JurnalPatroliNews – Jakarta – Komisi IX DPR RI menegaskan perlunya langkah lebih cepat dari Kementerian Kesehatan (Kemenkes) dalam memperkuat layanan kesehatan di area pengungsian korban banjir dan longsor di wilayah Sumatera.
Dorongan tersebut mencakup penambahan tenaga medis, pengiriman peralatan kesehatan, serta distribusi obat-obatan ke titik-titik pengungsian.
Seruan ini disampaikan oleh Anggota Komisi IX DPR RI dari Fraksi PKB, Arzeti Bilbina, setelah menerima laporan makin parahnya kondisi kesehatan para warga yang terpaksa mengungsi.

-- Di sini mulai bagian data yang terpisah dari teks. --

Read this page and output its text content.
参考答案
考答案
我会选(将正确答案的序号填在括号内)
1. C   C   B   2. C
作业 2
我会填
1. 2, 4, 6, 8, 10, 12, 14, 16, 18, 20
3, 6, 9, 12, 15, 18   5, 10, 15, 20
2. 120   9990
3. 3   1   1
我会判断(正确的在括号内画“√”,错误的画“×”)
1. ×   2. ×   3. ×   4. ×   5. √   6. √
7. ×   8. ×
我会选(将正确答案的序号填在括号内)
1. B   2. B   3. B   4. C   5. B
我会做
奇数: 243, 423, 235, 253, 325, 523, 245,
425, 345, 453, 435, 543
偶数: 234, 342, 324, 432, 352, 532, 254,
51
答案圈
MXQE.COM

“Situasi di lapangan cukup memprihatinkan. Banyak pengungsi mulai jatuh sakit dan memerlukan penanganan secepatnya. Kami mengapresiasi kesiapsiagaan Kemenkes yang telah bekerja di Sumatera Barat dan bergerak menuju Aceh, namun kehadiran tenaga medis di daerah terdampak lainnya juga harus segera diperkuat,” ujar Arzeti dalam keterangannya kepada media, Jumat, 5 Desember 2025.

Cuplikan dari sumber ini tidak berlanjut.